Der Täter ist, wie aus der Landespolitik bestätigt wird, aus der Fußgängerzone in der Breiten Straße in dieses Areal abgebogen, dann über den Alten Markt gerast, am Ende des Platzes rechts abgebogen und dann wieder auf die Ernst-Reuter-Allee gefahren, also fast einmal um den Block. Erst vor einer Ampel sei er nicht mehr weitergekommen, heißt es. Sonst hätte noch größerer Schaden gedroht.

Daraus ergibt sich die Frage, warum dies nicht durch Hindernisse verhindert wurde, da das Szenario vom Berliner Breitscheid-Platz bekannt war. Rund um den Magdeburger Weihnachtsmarkt stehen zahlreiche schwere Betonblöcke in roter und grüner Farbe herum, die wie achtnoppige Lego-Steinen im Großformat aussehen.
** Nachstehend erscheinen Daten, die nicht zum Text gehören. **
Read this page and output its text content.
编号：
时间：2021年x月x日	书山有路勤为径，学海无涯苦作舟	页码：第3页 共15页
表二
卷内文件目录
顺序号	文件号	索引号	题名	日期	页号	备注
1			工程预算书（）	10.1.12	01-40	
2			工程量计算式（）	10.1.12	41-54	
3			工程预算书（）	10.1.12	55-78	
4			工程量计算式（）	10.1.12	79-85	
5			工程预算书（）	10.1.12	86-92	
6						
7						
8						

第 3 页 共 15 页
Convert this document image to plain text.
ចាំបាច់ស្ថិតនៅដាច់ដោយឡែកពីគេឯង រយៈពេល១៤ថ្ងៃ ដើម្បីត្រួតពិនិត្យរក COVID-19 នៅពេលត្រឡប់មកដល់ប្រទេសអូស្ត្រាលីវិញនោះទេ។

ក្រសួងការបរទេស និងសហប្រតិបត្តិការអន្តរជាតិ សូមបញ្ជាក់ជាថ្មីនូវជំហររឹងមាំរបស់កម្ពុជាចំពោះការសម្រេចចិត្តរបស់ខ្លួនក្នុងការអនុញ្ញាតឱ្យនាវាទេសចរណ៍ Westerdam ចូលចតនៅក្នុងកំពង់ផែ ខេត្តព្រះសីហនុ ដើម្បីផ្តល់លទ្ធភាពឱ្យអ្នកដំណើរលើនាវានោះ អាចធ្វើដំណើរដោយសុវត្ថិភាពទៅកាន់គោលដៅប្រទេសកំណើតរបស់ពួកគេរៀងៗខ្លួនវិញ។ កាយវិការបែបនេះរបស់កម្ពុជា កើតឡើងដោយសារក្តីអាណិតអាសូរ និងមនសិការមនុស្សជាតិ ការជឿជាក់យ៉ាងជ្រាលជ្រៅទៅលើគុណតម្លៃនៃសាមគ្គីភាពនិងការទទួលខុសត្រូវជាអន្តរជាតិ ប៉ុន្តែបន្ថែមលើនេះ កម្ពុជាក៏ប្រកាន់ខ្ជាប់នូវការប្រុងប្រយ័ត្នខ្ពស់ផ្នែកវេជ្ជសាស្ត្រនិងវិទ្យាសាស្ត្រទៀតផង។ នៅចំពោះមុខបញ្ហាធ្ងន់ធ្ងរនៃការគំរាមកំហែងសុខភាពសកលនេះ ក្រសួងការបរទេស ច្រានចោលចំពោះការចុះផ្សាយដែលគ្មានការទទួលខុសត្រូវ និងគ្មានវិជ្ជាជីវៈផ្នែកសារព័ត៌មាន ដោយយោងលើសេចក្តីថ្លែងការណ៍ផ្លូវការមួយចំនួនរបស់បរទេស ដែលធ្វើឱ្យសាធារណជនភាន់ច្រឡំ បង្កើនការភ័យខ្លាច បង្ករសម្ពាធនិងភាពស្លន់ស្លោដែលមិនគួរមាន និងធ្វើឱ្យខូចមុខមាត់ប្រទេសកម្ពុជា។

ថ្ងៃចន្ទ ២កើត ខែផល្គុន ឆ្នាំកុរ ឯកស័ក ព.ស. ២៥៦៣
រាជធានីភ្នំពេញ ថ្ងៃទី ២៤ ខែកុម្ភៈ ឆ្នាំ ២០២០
Solche Blöcke hätten das Fahrzeug mit hoher wahrscheinlich aufgehalten. Der Bereich des Weihnachtsmarkt war aber offenkundig nicht lückenlos mit diesen Blöcken abgeriegelt.

Bange Fragen

Es wird in Magdeburg aber vor voreiligen Schlüssen oder gar Schuldzuweisungen gewarnt. Weihnachtsmärkte könnten kaum völlig abgeriegelt werden, weil die Zugangswege, auch im Falle einer Panik, große Mengen von Fußgängern bewältigen müssten. Auch müsse ein Lieferverkehr zu den Ständen möglich sein, was mit schweren Betonblöcken an allen Passagen kaum vereinbar sei. Wie es heißt, stellen sich die Magdeburger Ordnungsbehörden derzeit dennoch bange Fragen, ob sie in ihrem Sicherheitskonzept Fehler gemacht haben.

Manche Städte ziehen aus dem Geschehen in Magdeburg bereits kurzfristige Konsequenzen. In Halle, der zweiten größeren Stadt in Sachsen-Anhalt, sollen die Zufahrten des Weihnachtsmarkts kurzfristig noch stärker gesichert werden.

Die Zahl der Todesopfer stieg unterdessen auf fünf. Dies bestätigte Sachsen-Anhalts Ministerpräsident Reiner Haseloff (CDU) am Samstagvormittag offiziell. Es gebe zudem mehr als 200, zum Teil sehr schwer Verletzte.

Haseloff war mit Bundeskanzler Olaf Scholz (SPD), Bundesinnenministerin Nancy Faeser (SPD), dem gegenwärtigen Justizminister Volker Wissing, der aus Sachsen-Anhalt stammenden Bundesumweltministerin Steffi Lemke (Grüne) sowie dem CDU-Kanzlerkandidat Friedrich Merz zum Tatort gekommen.

Die Politiker durchschritten die verwüstete Gasse auf dem Alten Markt und gedachten der Opfer am Portal der Johanniskirche. Haseloff dankte den Einsatzkräften und dem medizinischen Personal, das eine Versorgung der Opfer „auf maximalem Niveau“ gewährleistet habe. Man werde auch über das Thema Sicherheit in Deutschland sprechen müssen, dafür sei aber „heute noch nicht der Tag“. Scholz warnte vor denjenigen Kräften, die im Land „Hass säen wollen“.